Out of Syria, Into a European Maze
By Jim Yardley and Gaia Pianigiani, NY Times, November 29, 2013
SYRACUSE, Sicily—Fifty miles off the southeastern coast of Sicily, the refugee boat first appeared as a gray spot on the horizon, rising up or dipping away with the churn of the Mediterranean. Then, as an Italian Coast Guard rescue ship drew closer, the small boat came fully into view, as did the dim figure of a man, standing on the bow, waving a white blanket.
Adrift at sea, the boat heaved with about 150 Syrians fleeing war. Mothers in head scarves clutched infants. A child wore a SpongeBob life jacket. Smugglers had left them alone with a satellite phone and an emergency number in Italy: Save us, they pleaded to the Italians before the phone went dead. We are lost.
Capt. Roberto Mangione shouted for everyone to stay calm as he positioned his Coast Guard ship alongside the listing trawler. The Syrians, pale and beleaguered, started clapping. They had been at sea for six days, drinking fetid water, enduring a terrifying storm. One man combed his hair, as if preparing to greet his new life. A woman named Abeer, dazed and exhausted, thought: salvation, at last.
"I had nothing left in Syria," she explained after stepping onto the rescue boat. She had fled with her husband and three teenage children. "We came with nothing but ourselves to Europe."
The Syrian exodus has become one of the gravest global refugee crises of recent decades. More than two million people have fled Syria’s civil war, most resettling in neighboring Jordan, Turkey and Lebanon. But since this summer, refugees have also started pouring into Europe in what became for many weeks a humanitarian crisis in the Mediterranean. Over five months, Italy’s Coast Guard rescued thousands of Syrians, even as hundreds of other migrants, including many Syrians, died in two major shipwrecks in October.
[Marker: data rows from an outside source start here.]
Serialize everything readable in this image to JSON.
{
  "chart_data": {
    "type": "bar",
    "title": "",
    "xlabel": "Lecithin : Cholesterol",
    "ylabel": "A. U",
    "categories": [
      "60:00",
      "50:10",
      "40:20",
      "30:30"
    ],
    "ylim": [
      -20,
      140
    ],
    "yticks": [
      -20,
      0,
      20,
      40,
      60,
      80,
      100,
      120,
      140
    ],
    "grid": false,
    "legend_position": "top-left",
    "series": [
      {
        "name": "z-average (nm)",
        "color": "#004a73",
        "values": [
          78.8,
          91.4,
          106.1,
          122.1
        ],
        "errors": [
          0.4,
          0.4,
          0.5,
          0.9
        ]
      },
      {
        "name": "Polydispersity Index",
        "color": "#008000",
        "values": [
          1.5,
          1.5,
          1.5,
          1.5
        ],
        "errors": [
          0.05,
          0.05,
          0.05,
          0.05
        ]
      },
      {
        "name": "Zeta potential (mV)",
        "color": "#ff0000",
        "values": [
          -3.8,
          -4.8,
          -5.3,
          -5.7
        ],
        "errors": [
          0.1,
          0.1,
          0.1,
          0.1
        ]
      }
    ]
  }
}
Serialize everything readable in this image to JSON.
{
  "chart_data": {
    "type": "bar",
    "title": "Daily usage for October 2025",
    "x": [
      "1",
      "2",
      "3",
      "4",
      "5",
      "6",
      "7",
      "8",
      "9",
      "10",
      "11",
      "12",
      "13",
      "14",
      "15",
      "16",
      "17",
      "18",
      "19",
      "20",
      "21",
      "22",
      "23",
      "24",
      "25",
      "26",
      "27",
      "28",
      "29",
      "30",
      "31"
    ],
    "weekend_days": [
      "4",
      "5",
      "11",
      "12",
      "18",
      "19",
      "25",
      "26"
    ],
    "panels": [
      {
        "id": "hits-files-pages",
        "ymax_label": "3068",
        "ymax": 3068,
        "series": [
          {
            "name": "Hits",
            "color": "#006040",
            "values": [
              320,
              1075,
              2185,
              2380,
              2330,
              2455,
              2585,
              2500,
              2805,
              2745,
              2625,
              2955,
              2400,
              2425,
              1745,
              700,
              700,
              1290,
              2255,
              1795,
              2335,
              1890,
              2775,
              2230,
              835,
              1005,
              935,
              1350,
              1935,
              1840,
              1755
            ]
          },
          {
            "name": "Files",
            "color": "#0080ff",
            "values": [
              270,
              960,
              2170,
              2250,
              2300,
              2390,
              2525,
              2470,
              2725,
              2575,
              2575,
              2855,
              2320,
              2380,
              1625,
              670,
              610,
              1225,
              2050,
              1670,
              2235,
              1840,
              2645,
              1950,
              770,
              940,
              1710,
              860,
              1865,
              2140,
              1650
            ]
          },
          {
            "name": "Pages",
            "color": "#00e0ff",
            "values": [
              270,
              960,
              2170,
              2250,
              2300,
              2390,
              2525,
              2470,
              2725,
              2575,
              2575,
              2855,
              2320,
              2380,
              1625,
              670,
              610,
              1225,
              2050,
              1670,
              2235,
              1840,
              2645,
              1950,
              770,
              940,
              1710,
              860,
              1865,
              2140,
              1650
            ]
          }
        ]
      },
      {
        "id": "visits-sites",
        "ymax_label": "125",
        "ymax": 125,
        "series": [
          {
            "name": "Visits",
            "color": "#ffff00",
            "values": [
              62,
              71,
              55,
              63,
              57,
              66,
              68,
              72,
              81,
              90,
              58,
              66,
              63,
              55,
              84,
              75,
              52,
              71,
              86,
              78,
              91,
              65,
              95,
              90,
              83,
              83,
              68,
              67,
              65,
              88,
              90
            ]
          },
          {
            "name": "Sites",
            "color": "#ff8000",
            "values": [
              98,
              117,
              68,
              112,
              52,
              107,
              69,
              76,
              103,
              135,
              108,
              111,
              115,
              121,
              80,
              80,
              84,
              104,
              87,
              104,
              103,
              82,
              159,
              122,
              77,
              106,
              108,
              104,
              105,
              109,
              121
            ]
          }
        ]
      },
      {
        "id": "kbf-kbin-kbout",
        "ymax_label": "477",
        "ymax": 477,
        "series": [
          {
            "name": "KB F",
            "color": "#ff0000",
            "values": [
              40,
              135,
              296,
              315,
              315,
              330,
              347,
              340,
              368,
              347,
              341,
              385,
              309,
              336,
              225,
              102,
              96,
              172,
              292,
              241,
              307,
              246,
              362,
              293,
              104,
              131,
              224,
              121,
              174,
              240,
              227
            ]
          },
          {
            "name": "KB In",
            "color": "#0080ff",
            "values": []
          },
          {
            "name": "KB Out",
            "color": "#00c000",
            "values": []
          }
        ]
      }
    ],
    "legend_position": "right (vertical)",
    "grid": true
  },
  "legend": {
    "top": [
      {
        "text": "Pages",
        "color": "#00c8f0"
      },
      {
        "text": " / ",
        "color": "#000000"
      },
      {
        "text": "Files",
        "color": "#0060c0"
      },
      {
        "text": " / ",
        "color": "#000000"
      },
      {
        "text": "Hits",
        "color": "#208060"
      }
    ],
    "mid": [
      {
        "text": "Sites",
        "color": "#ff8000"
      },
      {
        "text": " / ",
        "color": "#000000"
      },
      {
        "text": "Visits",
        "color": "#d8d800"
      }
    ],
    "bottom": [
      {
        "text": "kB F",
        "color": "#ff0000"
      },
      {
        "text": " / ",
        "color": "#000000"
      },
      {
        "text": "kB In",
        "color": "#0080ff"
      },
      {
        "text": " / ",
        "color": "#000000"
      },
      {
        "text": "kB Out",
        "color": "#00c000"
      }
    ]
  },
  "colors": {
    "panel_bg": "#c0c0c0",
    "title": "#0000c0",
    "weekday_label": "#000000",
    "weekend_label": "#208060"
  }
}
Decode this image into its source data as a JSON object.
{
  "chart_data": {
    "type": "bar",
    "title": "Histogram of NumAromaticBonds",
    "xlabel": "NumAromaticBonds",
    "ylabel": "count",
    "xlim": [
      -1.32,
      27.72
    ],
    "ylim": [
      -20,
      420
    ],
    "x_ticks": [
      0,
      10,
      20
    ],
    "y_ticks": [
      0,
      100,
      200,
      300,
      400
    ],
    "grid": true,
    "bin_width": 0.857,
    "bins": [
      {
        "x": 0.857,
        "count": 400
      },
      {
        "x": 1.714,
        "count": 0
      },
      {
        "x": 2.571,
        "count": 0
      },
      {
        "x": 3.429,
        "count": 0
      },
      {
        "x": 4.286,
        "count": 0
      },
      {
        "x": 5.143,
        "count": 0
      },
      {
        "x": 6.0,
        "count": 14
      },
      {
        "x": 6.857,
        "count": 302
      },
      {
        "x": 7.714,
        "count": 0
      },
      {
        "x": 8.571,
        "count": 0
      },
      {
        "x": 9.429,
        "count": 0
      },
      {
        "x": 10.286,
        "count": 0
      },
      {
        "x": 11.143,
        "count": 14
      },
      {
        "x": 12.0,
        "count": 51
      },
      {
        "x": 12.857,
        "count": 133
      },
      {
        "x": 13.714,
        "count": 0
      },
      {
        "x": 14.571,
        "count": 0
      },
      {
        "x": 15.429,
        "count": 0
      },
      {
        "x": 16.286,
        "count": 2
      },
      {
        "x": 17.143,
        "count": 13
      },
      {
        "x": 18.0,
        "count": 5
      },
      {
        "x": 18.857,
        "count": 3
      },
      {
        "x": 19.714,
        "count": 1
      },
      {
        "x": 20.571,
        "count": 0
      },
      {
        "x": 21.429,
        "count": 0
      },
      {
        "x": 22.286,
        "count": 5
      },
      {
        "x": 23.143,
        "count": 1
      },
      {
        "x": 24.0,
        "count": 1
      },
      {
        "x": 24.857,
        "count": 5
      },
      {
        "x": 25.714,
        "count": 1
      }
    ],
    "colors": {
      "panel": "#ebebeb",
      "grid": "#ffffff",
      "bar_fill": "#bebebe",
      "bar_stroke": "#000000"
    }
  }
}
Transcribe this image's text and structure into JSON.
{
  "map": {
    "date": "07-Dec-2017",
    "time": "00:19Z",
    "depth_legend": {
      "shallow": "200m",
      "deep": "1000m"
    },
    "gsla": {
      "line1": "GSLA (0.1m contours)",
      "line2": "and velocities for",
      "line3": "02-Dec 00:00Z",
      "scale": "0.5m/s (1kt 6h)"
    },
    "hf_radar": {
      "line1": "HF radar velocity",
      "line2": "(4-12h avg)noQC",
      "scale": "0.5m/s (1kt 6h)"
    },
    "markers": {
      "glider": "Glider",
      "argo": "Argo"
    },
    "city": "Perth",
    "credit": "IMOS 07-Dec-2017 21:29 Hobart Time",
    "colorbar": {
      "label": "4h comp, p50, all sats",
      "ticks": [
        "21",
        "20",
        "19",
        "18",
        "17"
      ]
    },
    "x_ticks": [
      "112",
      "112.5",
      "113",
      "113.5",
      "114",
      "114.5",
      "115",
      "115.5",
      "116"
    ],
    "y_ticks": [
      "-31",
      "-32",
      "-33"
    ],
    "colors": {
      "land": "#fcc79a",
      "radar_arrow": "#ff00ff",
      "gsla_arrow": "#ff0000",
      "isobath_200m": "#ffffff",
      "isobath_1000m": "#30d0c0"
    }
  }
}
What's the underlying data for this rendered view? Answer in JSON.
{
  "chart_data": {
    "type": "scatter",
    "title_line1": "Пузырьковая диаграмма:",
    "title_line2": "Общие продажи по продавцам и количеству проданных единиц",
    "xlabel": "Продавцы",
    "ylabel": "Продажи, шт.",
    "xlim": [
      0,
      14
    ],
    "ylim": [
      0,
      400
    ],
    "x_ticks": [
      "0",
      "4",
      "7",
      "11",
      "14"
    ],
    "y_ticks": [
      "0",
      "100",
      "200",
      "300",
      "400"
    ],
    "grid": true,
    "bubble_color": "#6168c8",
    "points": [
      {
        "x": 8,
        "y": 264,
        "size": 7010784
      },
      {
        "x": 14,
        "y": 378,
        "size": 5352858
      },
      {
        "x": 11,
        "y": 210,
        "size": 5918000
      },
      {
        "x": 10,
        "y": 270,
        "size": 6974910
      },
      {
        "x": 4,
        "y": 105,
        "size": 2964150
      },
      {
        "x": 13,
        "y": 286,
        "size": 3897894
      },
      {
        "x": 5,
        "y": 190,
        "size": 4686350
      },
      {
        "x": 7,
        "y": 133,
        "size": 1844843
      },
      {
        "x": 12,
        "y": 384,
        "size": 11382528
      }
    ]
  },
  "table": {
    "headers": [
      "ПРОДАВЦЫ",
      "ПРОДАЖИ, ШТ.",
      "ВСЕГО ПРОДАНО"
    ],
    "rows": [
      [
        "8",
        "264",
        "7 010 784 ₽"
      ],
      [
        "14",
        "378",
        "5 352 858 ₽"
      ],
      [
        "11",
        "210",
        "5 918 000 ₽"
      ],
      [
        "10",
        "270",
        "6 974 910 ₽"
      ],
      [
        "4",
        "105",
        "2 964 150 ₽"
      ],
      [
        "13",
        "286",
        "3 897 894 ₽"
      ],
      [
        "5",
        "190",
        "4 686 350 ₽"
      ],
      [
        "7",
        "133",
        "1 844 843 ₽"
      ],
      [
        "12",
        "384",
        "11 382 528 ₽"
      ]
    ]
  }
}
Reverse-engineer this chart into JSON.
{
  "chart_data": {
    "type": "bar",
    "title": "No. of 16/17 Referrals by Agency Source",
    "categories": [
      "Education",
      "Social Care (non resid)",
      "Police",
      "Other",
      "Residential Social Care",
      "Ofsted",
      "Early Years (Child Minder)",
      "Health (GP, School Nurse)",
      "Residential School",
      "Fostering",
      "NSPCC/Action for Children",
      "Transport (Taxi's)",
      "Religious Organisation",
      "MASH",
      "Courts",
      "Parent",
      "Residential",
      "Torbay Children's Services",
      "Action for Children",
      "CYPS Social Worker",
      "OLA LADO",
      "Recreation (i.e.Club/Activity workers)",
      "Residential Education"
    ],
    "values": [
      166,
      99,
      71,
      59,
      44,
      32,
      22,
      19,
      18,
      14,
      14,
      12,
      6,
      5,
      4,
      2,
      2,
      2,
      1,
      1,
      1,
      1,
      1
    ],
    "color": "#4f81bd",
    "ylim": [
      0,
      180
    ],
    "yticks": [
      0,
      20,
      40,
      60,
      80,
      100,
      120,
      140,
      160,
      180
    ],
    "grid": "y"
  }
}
For many, reaching Europe was merely the beginning of another difficult journey. Having risked their lives in hopes of settling in prospering Northern Europe, many Syrians found themselves trapped in the south, living illegally in Italy, hiding from the police, as they tried to sneak past border guards and travel north to apply for asylum.
One Syrian man set himself on fire in Rome in October as a protest. In Milan, the financial capital and a transit hub near Italy’s northern border, Syrians began arriving in August, and kept coming as late as November, as refugees took shelter in the central train station, presenting local officials with a dilemma: help them or arrest them?
"This is a humanitarian emergency," Pierfrancesco Majorino, a Milan council member, said in late October.
From the outset, Europe’s response to the Syrian refugees has pitted the ideals of the Continent against the hard reality of European immigration and asylum laws. After the October shipwrecks, European leaders pledged to increase patrols and rescue operations in the Mediterranean—long a demand of southern countries like Italy, which have complained of bearing Europe’s burden.
But Europe’s broader policies on migration and asylum remain riddled with contradictions and mixed signals. This year, Germany and Sweden promised generous benefits and asylum for Syrian refugees, which inspired thousands of Syrians to pay extortionate fees to smugglers to make the dangerous journey across the Mediterranean.
Yet upon reaching Italy, the gateway to Europe, the Syrians have been ensnared in red tape: European law requires that the police immediately fingerprint and register them as refugees in Italy—and asylum seekers must make their applications in the country where they are first fingerprinted and registered.
Few Syrians want asylum in Italy, where the economy is mired in recession and benefits for migrants are meager. Once fingerprinted, however, even if the Syrians make it north to Sweden or Germany, they can be sent back to Italy, where the asylum process often drags on for months.
"They are not offering us things we left our country for—no jobs, no homes," Abeer said. "They are sympathetic. But I didn’t leave Damascus to live like that. Poverty is as bad as war."
Abeer’s rescue at sea on Oct. 2 came weeks after her family fled Syria.
They had planned to leave Italy quickly for Sweden. Instead, they spent nearly a month bouncing around Italy, desperately raising money for a trip north, trying to elude the police and immigration authorities.
"I thought things were going to be easier," she said later at a park in Milan. "But no. Our dreams have begun to fade."